The WHO global research agenda for AMR in human health will catalyze innovation and implementation research, spanning the epidemiology, burden and drivers of AMR, context-specific and cost-effective strategies to prevent infections, and the emergence of resistance.
It will also involve the discovery of new diagnostic tests and improved treatment regimens, the identification of cost-effective methods to collect data and translate it into policy, as well as how to implement current interventions more efficiently in resource-limited settings. Ultimately, the generated evidence will inform policies and interventions to strengthen the response to antimicrobial resistance, particularly in low- and middle-income countries.
“Antimicrobial resistance is an urgent public health and economic challenge, and good quality research is a vital part of the response. To help preserve antimicrobials and save lives and livelihoods, this research agenda is a crucial tool for researchers and funders to prioritize research questions, and promptly and efficiently generate evidence that informs policy,” said Hanan Balkhy, MD, the WHO assistant director-general for AMR. “This first research agenda from WHO will provide the world’s AMR researchers and funders with the most important topics to focus on and give the world its best chance to combat AMR,” added Silvia Bertagnolio, MD, unit head in the WHO AMR Division.
The research agenda was developed based on a review of over 3,000 relevant documents published over the past decade. The review identified 2,000 unanswered questions or knowledge gaps, which were further consolidated and prioritized by a large group of AMR experts to conclude with the 40 most pivotal research topics. A summary report containing the research priorities is available here.

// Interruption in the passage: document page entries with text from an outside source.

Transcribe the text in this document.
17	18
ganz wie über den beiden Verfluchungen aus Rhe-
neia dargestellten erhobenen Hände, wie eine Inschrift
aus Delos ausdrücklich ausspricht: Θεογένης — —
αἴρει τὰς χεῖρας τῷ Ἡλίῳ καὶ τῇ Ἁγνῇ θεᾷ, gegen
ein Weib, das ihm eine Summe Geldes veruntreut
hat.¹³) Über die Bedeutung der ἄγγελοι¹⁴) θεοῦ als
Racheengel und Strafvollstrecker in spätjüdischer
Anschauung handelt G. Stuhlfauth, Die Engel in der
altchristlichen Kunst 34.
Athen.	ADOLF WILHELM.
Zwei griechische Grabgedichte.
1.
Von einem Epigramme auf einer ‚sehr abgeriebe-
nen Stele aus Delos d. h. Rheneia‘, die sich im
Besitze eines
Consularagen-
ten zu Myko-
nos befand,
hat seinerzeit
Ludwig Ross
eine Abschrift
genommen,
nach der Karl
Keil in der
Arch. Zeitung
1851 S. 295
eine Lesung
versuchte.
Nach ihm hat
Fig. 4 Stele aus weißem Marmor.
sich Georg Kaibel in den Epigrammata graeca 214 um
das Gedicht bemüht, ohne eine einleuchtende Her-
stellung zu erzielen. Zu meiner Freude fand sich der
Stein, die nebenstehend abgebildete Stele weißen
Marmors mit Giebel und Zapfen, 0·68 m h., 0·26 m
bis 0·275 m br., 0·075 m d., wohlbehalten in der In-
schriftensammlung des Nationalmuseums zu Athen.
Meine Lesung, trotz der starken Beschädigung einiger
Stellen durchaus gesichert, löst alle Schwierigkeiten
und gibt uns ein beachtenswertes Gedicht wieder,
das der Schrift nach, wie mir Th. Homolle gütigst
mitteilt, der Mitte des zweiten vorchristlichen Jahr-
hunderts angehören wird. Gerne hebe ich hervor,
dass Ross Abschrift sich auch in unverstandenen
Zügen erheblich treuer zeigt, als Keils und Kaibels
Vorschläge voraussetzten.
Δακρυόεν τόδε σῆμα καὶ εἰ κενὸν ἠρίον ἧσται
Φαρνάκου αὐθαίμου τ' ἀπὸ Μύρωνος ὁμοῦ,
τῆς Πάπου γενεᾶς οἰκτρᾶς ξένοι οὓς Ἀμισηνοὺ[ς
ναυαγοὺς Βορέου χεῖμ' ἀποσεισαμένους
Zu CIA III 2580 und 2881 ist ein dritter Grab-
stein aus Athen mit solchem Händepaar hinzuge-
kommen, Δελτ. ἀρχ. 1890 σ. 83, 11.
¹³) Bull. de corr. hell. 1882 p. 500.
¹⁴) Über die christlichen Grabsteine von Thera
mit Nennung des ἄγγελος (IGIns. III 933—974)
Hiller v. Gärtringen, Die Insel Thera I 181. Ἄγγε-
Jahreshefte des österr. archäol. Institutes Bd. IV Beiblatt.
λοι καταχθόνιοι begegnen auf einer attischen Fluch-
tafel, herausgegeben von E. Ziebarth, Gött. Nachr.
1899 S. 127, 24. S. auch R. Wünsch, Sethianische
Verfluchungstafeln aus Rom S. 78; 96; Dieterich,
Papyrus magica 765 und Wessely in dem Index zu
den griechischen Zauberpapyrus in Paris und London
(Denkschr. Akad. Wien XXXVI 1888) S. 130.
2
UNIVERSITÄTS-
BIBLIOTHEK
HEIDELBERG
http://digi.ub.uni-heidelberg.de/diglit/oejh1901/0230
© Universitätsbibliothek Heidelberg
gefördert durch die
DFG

AMR occurs when bacteria, viruses, fungi, and parasites evolve with time and no longer respond to antimicrobial drugs making infections harder to treat and increasing the risk of disease spread, severe illness, and death. It remains one of the top global public health threats facing humanity and was associated with the death of close to five million people globally in 2019. AMR is also a huge threat to the global economy, with an impact on international trade, health care, and productivity.